High-altitude hypoxia causes major cardiovascular changes, which may result in raised resting brachial blood pressure (BP). However, the effect of high-altitude hypoxia on more sensitive measures of BP control (such as 24 h ambulatory BP and resting central BP) is largely unknown. This study aimed to assess this and compare high-altitude responses to resting brachial BP, as well as determine the haemodynamic correlates of acute mountain sickness (AMS) during a progressive trekking ascent to high-altitude. Measures of oxygen saturation (pulse oximetry), 24 h ambulatory BP, resting brachial and central BP (Pulsecor) were recorded in 10 adults (aged 27 +/- 4, 30% male) during a 9-day trek to Mount Everest base camp, Nepal. Data were recorded at sea level (stage 1; < 450m above sea level (ASL)) and at progressive ascension to 3440m ASL (stage 2), 4350m ASL (stage 3) and 5164m ASL (stage 4). The Lake Louise score (LLS) was used to quantify AMS symptoms.

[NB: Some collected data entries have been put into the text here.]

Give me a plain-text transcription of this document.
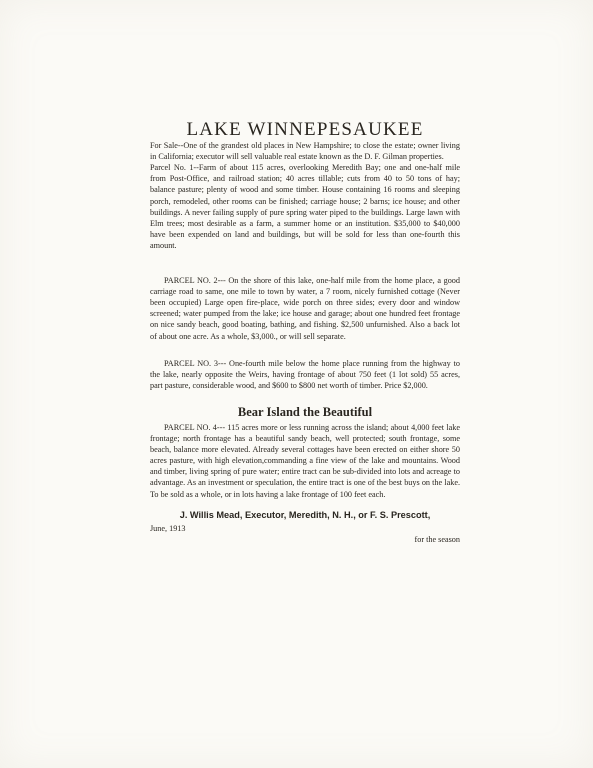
LAKE WINNEPESAUKEE

For Sale--One of the grandest old places in New Hampshire; to close the estate; owner living in California; executor will sell valuable real estate known as the D. F. Gilman properties.

Parcel No. 1--Farm of about 115 acres, overlooking Meredith Bay; one and one-half mile from Post-Office, and railroad station; 40 acres tillable; cuts from 40 to 50 tons of hay; balance pasture; plenty of wood and some timber. House containing 16 rooms and sleeping porch, remodeled, other rooms can be finished; carriage house; 2 barns; ice house; and other buildings. A never failing supply of pure spring water piped to the buildings. Large lawn with Elm trees; most desirable as a farm, a summer home or an institution. $35,000 to $40,000 have been expended on land and buildings, but will be sold for less than one-fourth this amount.

PARCEL NO. 2--- On the shore of this lake, one-half mile from the home place, a good carriage road to same, one mile to town by water, a 7 room, nicely furnished cottage (Never been occupied) Large open fire-place, wide porch on three sides; every door and window screened; water pumped from the lake; ice house and garage; about one hundred feet frontage on nice sandy beach, good boating, bathing, and fishing. $2,500 unfurnished. Also a back lot of about one acre. As a whole, $3,000., or will sell separate.

PARCEL NO. 3--- One-fourth mile below the home place running from the highway to the lake, nearly opposite the Weirs, having frontage of about 750 feet (1 lot sold) 55 acres, part pasture, considerable wood, and $600 to $800 net worth of timber. Price $2,000.

Bear Island the Beautiful

PARCEL NO. 4--- 115 acres more or less running across the island; about 4,000 feet lake frontage; north frontage has a beautiful sandy beach, well protected; south frontage, some beach, balance more elevated. Already several cottages have been erected on either shore 50 acres pasture, with high elevation,commanding a fine view of the lake and mountains. Wood and timber, living spring of pure water; entire tract can be sub-divided into lots and acreage to advantage. As an investment or speculation, the entire tract is one of the best buys on the lake. To be sold as a whole, or in lots having a lake frontage of 100 feet each.

J. Willis Mead, Executor, Meredith, N. H., or F. S. Prescott,
June, 1913
for the season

Total LLS increased stepwise from sea level to stage 4 (0.3 +/- 0.7 vs 4.4 +/- 2.0, P = 0.012), whereas oxygen saturation decreased to 77 +/- 9% (P = 0.001). The highest recordings of 24 h ambulatory, daytime, night time, brachial and central systolic BP and diastolic BP were achieved at stage 3, which were significantly greater than at sea level (P < 0.005 for all). Twenty-four-hour ambulatory heart rate (HR) and night HR correlated with oxygen saturation (r = -0.741 and -0.608, both P < 0.001) and total LLS (r = 0.648 and r = 0.493, both P < 0.001). We conclude that 24 h ambulatory BP, central BP and HR are elevated during high-altitude hypoxia, but AMS symptoms are only related to tachycardia.